安抚好林墨,安排好值守警力,两人驱车返程。
午后的阳光穿过车窗,落在车厢内,却驱不散车内的阴冷。
“刀疤、青玉佩、高个子。”陆宴低声复盘线索,“结合档案里的记录,当年跟着沈老爷子最久的帮手里,有一人符合身形描述,只是此人早在十五年前就宣告‘意外身亡’,此后再无音讯。现在看来,所谓的身亡,多半是金蝉脱壳。”
“假死藏身。”沈清舟挑眉,“十几年隐忍不出,如今被逼现身,倒是耐得住性子。”
“对方手上有人,有旧势力,还有当年沈老爷子留下的赃款。”陆宴神色凝重,“我们明着查,他们暗着防,接下来的路会很难走。而且他们行事狠辣,为了封口,不惜铤而走险。”
“我不怕。”沈清舟转头看向他,眼底没有丝毫畏惧,“我等这一天,等了十年。不管对方藏得多深,手段多阴险,我都会把他们一个个揪出来。”
他顿了顿,补充了一句:“至于我们之间的事,等所有元凶落网,我自然会给你,也给所有死者一个交代。在此之前,我不会再私自动手杀人。这是我答应你的。”
陆宴沉默着点了点头。
这是两人结盟的底线,也是彼此最后的信任。
傍晚时分,车子驶回市区,停在公寓楼下。
两人一同上楼,开门,屋内依旧是清晨离开时的模样。一日奔波,身心俱疲,却没有人提休息。

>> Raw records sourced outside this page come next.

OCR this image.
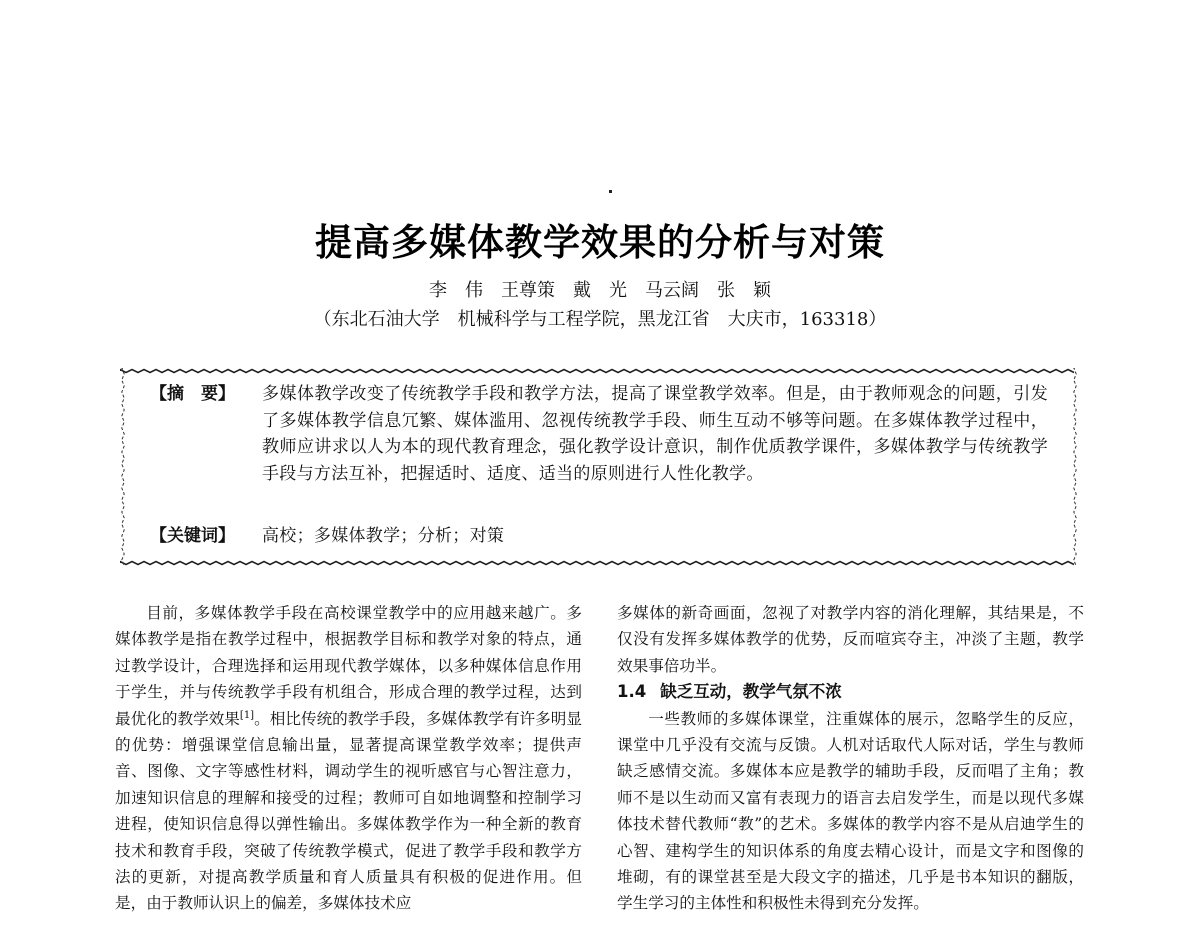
提高多媒体教学效果的分析与对策
李　伟　王尊策　戴　光　马云阔　张　颖
（东北石油大学　机械科学与工程学院，黑龙江省　大庆市，163318）
【摘　要】	多媒体教学改变了传统教学手段和教学方法，提高了课堂教学效率。但是，由于教师观念的问题，引发了多媒体教学信息冗繁、媒体滥用、忽视传统教学手段、师生互动不够等问题。在多媒体教学过程中，教师应讲求以人为本的现代教育理念，强化教学设计意识，制作优质教学课件，多媒体教学与传统教学手段与方法互补，把握适时、适度、适当的原则进行人性化教学。
【关键词】	高校；多媒体教学；分析；对策

目前，多媒体教学手段在高校课堂教学中的应用越来越广。多媒体教学是指在教学过程中，根据教学目标和教学对象的特点，通过教学设计，合理选择和运用现代教学媒体，以多种媒体信息作用于学生，并与传统教学手段有机组合，形成合理的教学过程，达到最优化的教学效果[1]。相比传统的教学手段，多媒体教学有许多明显的优势：增强课堂信息输出量，显著提高课堂教学效率；提供声音、图像、文字等感性材料，调动学生的视听感官与心智注意力，加速知识信息的理解和接受的过程；教师可自如地调整和控制学习进程，使知识信息得以弹性输出。多媒体教学作为一种全新的教育技术和教育手段，突破了传统教学模式，促进了教学手段和教学方法的更新，对提高教学质量和育人质量具有积极的促进作用。但是，由于教师认识上的偏差，多媒体技术应

多媒体的新奇画面，忽视了对教学内容的消化理解，其结果是，不仅没有发挥多媒体教学的优势，反而喧宾夺主，冲淡了主题，教学效果事倍功半。

1.4 缺乏互动，教学气氛不浓

一些教师的多媒体课堂，注重媒体的展示，忽略学生的反应，课堂中几乎没有交流与反馈。人机对话取代人际对话，学生与教师缺乏感情交流。多媒体本应是教学的辅助手段，反而唱了主角；教师不是以生动而又富有表现力的语言去启发学生，而是以现代多媒体技术替代教师“教”的艺术。多媒体的教学内容不是从启迪学生的心智、建构学生的知识体系的角度去精心设计，而是文字和图像的堆砌，有的课堂甚至是大段文字的描述，几乎是书本知识的翻版，学生学习的主体性和积极性未得到充分发挥。
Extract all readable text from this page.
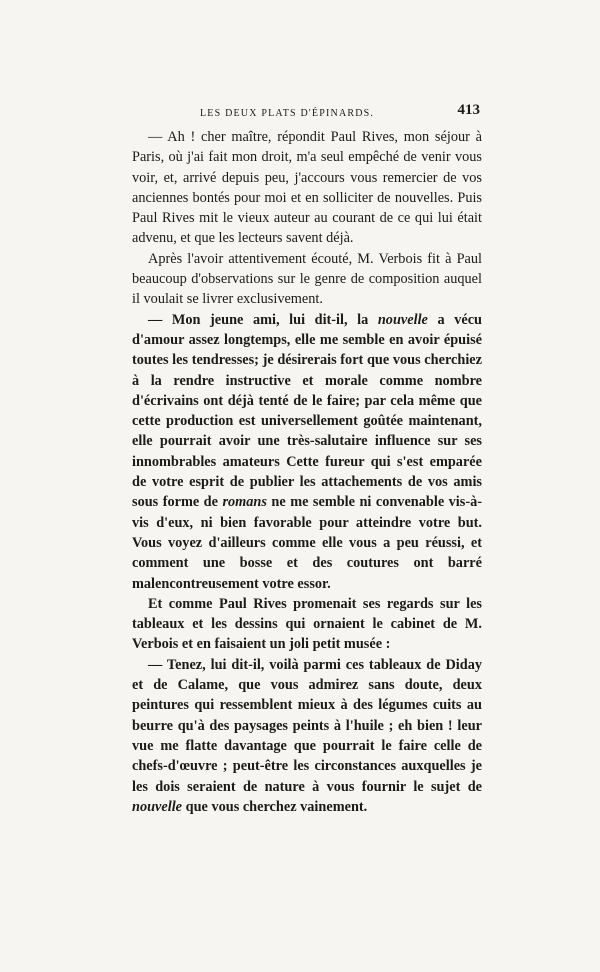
LES DEUX PLATS D'ÉPINARDS.	413

— Ah ! cher maître, répondit Paul Rives, mon séjour à Paris, où j'ai fait mon droit, m'a seul empêché de venir vous voir, et, arrivé depuis peu, j'accours vous remercier de vos anciennes bontés pour moi et en solliciter de nouvelles. Puis Paul Rives mit le vieux auteur au courant de ce qui lui était advenu, et que les lecteurs savent déjà.

Après l'avoir attentivement écouté, M. Verbois fit à Paul beaucoup d'observations sur le genre de composition auquel il voulait se livrer exclusivement.

— Mon jeune ami, lui dit-il, la nouvelle a vécu d'amour assez longtemps, elle me semble en avoir épuisé toutes les tendresses; je désirerais fort que vous cherchiez à la rendre instructive et morale comme nombre d'écrivains ont déjà tenté de le faire; par cela même que cette production est universellement goûtée maintenant, elle pourrait avoir une très-salutaire influence sur ses innombrables amateurs Cette fureur qui s'est emparée de votre esprit de publier les attachements de vos amis sous forme de romans ne me semble ni convenable vis-à-vis d'eux, ni bien favorable pour atteindre votre but. Vous voyez d'ailleurs comme elle vous a peu réussi, et comment une bosse et des coutures ont barré malencontreusement votre essor.

Et comme Paul Rives promenait ses regards sur les tableaux et les dessins qui ornaient le cabinet de M. Verbois et en faisaient un joli petit musée :

— Tenez, lui dit-il, voilà parmi ces tableaux de Diday et de Calame, que vous admirez sans doute, deux peintures qui ressemblent mieux à des légumes cuits au beurre qu'à des paysages peints à l'huile ; eh bien ! leur vue me flatte davantage que pourrait le faire celle de chefs-d'œuvre ; peut-être les circonstances auxquelles je les dois seraient de nature à vous fournir le sujet de nouvelle que vous cherchez vainement.
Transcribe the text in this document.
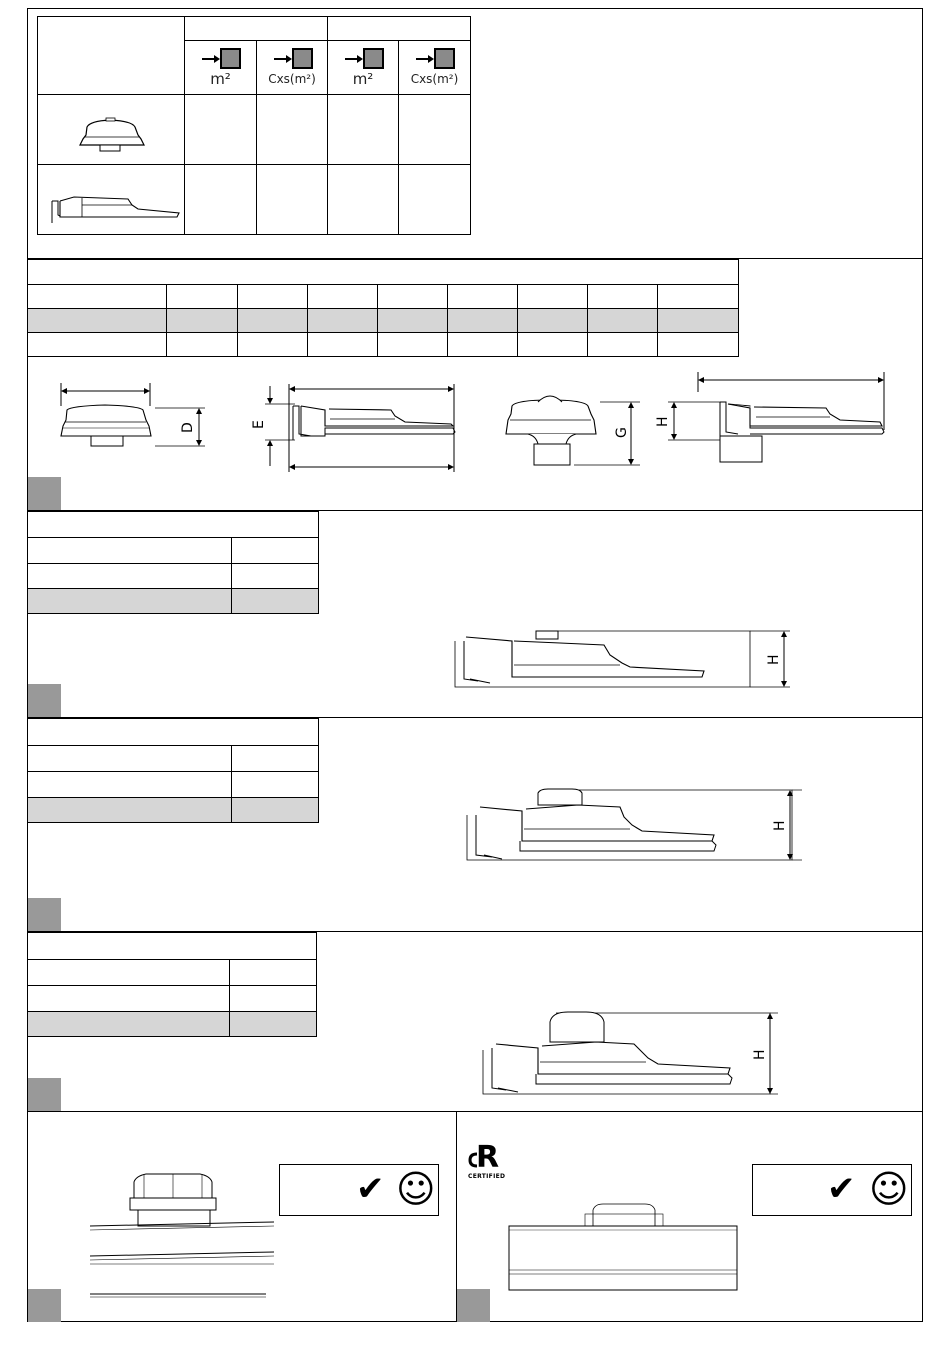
	m²	Cxs(m²)	m²	Cxs(m²)

D	E
G
H

H

H

H
✔ ☺
R
CERTIFIED	✔ ☺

沈清舟走到书桌前,拿起那本母亲留下的《棋经十三篇》,缓缓翻开。书页间的棋局纵横交错,一如当下错综复杂的局势。十年前,他以棋为令,操控顾言,布局复仇;如今棋局改写,对手换成了暗处蛰伏的豺狼,而身边并肩之人,却是爱恨纠缠、立场对立的陆宴。
棋局万变,落子无悔。
陆宴则坐在客厅沙发上,将今日所有线索整理归档,一遍遍梳理人物关系、行动轨迹、特征线索。笔尖在纸上游走,每一个名字、每一条特征,都指向那个躲在阴影里的神秘人。
夜色渐浓,城市灯火次第亮起。
公寓内灯火通明,两人各占一隅,看似平静,实则暗流涌动。
没有人注意到,公寓单元楼门外的树荫下,一道高大的黑影静静伫立。那人隐在浓密的夜色里,大半张脸被帽檐遮挡,右手小臂不经意抬起,一道长长的刀疤,在微弱的路灯光线下,一闪而过。
他抬头望向公寓亮着灯的窗户,目光阴鸷,停留数秒后,悄无声息地融入黑暗深处。
暗处的影子,已然锁定目标。
这场新的博弈,才刚刚拉开序幕。